The dinner Anna wanted would never happen, today’s lover would never meet yesterday’s. But Yves feels a blossoming friendliness toward Hugues, whose resolute death tries in vain to forbid friendship. He has reread his books, hoping to find in them the man Anna must have loved, and has identified a dark intelligence of life in his sentences. One he found particularly touching, violently so, was the closing sentence of Definition: “The best day of my life may already be behind me.” Before meeting Anna, Yves also thought the best day of his life was already behind him. He also knows that the woman who caused Hugues to cut his mattress in two is Anna. She is the sort of woman you might want to sacrifice a bed for.

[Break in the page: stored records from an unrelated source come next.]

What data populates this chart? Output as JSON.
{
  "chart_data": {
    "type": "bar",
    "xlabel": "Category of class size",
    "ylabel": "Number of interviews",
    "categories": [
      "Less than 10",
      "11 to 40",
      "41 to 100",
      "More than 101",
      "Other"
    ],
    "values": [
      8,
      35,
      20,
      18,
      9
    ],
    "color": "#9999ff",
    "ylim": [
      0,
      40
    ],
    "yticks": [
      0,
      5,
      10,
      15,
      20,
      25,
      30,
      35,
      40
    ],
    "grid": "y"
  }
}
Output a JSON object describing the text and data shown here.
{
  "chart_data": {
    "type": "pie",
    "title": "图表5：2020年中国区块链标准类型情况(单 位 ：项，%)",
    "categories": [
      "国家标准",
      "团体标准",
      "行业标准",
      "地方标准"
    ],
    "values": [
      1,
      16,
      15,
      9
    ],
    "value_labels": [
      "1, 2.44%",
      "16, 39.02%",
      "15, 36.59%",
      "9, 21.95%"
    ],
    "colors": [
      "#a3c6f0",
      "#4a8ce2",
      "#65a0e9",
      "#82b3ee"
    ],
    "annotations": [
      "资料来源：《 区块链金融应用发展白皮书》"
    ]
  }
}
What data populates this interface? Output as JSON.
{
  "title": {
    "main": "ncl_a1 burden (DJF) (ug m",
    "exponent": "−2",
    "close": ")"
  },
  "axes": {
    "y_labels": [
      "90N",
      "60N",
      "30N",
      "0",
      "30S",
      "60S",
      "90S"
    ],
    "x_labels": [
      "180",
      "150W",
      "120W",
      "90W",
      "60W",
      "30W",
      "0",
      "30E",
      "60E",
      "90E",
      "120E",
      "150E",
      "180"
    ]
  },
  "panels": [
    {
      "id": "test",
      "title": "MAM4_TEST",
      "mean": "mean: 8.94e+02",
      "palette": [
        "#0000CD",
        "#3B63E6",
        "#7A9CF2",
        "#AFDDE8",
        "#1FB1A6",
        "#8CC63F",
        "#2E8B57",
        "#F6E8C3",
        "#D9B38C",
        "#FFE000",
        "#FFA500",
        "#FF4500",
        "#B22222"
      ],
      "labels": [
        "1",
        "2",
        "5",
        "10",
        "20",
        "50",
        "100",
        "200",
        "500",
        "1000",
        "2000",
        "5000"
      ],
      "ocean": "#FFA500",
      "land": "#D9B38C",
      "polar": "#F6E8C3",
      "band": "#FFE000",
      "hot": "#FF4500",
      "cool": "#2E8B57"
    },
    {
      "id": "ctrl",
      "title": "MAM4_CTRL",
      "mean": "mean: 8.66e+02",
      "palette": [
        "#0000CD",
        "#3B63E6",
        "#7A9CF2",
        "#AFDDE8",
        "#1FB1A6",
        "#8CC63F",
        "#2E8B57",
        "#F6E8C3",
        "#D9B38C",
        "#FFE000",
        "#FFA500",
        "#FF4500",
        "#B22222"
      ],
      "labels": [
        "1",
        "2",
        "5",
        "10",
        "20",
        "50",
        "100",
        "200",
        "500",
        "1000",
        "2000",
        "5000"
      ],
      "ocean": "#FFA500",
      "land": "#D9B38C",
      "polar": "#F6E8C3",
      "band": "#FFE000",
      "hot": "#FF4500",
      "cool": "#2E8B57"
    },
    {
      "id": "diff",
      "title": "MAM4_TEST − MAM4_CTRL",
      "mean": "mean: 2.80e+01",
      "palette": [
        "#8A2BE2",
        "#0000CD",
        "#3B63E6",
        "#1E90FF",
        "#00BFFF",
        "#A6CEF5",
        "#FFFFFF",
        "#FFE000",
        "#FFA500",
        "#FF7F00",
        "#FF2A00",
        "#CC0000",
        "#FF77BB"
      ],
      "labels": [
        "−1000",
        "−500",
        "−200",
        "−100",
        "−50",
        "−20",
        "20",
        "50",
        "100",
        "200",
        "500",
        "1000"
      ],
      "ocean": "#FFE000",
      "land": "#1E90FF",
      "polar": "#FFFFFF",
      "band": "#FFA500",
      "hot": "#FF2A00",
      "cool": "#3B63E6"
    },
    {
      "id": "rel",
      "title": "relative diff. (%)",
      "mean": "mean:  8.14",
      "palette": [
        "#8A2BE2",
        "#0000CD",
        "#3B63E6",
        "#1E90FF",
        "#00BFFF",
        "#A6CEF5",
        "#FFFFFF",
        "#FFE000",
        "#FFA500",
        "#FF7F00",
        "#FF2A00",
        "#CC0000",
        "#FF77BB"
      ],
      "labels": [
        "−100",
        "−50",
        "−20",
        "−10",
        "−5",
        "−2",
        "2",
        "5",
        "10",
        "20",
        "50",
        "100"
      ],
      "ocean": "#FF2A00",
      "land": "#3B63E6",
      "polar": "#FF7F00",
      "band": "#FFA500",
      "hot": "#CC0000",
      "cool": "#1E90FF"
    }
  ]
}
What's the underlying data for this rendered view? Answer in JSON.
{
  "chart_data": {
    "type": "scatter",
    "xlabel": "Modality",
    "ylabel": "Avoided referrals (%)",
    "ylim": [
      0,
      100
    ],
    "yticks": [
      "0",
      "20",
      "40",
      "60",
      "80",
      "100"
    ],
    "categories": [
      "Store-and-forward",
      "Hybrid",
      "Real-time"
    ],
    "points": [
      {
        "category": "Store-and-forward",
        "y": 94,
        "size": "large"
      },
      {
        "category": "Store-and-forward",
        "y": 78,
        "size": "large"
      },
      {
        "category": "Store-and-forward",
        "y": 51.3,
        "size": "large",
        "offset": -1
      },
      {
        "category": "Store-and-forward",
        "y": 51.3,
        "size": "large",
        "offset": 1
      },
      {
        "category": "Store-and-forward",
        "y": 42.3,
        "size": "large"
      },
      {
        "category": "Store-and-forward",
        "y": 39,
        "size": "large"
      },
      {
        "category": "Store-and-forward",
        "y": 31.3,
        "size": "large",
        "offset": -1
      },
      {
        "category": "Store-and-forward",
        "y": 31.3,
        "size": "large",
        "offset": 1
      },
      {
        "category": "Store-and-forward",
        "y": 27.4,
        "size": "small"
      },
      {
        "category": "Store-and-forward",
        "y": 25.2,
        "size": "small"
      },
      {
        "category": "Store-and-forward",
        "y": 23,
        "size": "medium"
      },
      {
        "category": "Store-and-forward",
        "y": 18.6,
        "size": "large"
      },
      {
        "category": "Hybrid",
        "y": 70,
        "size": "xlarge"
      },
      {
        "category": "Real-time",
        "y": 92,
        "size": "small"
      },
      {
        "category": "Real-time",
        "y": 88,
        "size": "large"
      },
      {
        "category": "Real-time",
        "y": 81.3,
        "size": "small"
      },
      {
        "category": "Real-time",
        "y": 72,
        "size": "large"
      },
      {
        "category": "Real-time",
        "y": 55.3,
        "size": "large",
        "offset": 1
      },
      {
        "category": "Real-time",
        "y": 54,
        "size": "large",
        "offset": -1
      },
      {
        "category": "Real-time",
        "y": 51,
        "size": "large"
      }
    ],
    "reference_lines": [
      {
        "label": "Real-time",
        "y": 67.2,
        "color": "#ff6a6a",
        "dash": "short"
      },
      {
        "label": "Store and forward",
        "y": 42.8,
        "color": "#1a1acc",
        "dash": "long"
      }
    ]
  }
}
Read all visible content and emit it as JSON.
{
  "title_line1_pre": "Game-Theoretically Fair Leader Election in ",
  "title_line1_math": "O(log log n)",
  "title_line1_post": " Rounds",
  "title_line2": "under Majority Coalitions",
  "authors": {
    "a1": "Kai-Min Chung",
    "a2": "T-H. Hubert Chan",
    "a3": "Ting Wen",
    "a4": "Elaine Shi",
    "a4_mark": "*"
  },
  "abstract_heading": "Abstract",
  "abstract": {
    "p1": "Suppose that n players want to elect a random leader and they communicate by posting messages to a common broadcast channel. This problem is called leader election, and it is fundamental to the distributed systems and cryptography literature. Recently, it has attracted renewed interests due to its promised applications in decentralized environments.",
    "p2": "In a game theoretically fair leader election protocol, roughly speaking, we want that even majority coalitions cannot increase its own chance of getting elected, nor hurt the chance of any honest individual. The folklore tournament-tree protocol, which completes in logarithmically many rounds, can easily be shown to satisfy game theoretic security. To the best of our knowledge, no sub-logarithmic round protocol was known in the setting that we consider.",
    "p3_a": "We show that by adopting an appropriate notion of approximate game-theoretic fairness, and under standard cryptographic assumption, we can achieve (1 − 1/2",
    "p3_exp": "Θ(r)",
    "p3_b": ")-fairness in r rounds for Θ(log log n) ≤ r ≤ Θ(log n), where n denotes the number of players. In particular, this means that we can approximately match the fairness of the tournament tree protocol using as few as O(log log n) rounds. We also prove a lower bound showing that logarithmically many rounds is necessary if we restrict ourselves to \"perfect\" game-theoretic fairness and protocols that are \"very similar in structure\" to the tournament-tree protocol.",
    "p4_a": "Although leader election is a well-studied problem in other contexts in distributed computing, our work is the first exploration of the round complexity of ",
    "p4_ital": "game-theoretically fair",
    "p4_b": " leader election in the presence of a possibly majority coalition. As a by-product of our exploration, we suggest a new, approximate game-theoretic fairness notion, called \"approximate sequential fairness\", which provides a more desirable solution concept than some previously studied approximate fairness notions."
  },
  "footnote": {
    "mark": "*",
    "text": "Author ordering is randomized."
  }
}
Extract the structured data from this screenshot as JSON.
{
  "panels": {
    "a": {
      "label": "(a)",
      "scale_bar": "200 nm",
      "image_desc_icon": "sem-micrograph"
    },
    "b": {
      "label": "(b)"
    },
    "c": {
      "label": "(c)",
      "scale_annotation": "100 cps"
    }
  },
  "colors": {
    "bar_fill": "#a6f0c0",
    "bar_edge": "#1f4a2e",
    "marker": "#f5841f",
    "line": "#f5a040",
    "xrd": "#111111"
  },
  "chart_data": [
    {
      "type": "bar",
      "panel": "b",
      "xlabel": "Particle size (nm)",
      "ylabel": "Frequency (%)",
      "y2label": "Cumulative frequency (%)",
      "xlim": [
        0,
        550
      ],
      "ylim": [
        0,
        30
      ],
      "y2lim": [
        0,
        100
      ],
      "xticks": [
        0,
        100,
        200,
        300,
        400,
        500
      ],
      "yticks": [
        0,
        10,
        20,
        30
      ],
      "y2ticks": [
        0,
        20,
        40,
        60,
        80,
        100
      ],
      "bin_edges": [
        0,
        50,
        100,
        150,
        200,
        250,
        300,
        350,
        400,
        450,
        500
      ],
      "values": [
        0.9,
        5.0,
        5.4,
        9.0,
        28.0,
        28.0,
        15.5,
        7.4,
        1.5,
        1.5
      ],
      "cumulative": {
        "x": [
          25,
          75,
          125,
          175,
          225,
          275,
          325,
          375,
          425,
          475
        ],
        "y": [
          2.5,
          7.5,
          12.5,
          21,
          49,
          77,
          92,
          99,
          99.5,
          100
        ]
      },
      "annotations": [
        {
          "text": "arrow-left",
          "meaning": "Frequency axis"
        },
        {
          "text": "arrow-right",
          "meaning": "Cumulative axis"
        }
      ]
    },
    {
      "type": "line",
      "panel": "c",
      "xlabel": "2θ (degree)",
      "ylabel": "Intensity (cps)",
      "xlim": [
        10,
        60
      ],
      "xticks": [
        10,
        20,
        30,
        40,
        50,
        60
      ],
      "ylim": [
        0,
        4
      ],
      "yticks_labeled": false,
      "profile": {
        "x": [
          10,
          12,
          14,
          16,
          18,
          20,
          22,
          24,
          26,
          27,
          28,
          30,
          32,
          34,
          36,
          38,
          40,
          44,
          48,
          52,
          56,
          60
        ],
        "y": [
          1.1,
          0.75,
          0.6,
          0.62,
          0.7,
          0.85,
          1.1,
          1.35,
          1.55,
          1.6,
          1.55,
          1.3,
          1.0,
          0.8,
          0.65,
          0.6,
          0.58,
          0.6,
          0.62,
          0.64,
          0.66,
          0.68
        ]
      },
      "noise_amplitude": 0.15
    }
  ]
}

Anna harbored more than affection for Hugues.
“You know, Hugues,” she once reassured him, “if you’re ever having difficulties, you can always come and stay with us for a few days. It wouldn’t be a problem, we have a guest room.”
One evening — two years later — he rang their doorbell, suitcase in hand. He had had a row with his partner, he was out on the street. Anna was in Normandy and Stan opened the door. He did not know what to say to the man in the hallway: he did not know him, Anna had never mentioned any invitation and, since then, Karl had been born and the guest room was now his. Stan asked Hugues in before calling Anna. She explained the new situation to her old boyfriend. Hugues did not take offense but went and slept in a hotel, in spite of Stan’s offer to put a cot in his office.
When she told Yves this anecdote, there was nostalgia in her voice. She had grown apart from Hugues, she said with regret, it would have been an opportunity to know each other in a different way, to become proper friends. But she actually said this: “It’s a shame. If Hugues had stayed with us, we could have had a different relationship.”
Yves laughed at the ambiguity. He knows that when Anna talks about “having a relationship,” it almost always means a sexual one.
• •
A NNA HAS NEVER KEPT COUNT of her sessions with Le Gall, but Le Gall writes the number 1,000 at the top of the page. That’s a lot. You could have bought yourself a nice Porsche with some optional extras, Yves calculated. He is wrong: Thomas has paid off a small house in an Italian village near La Spezia.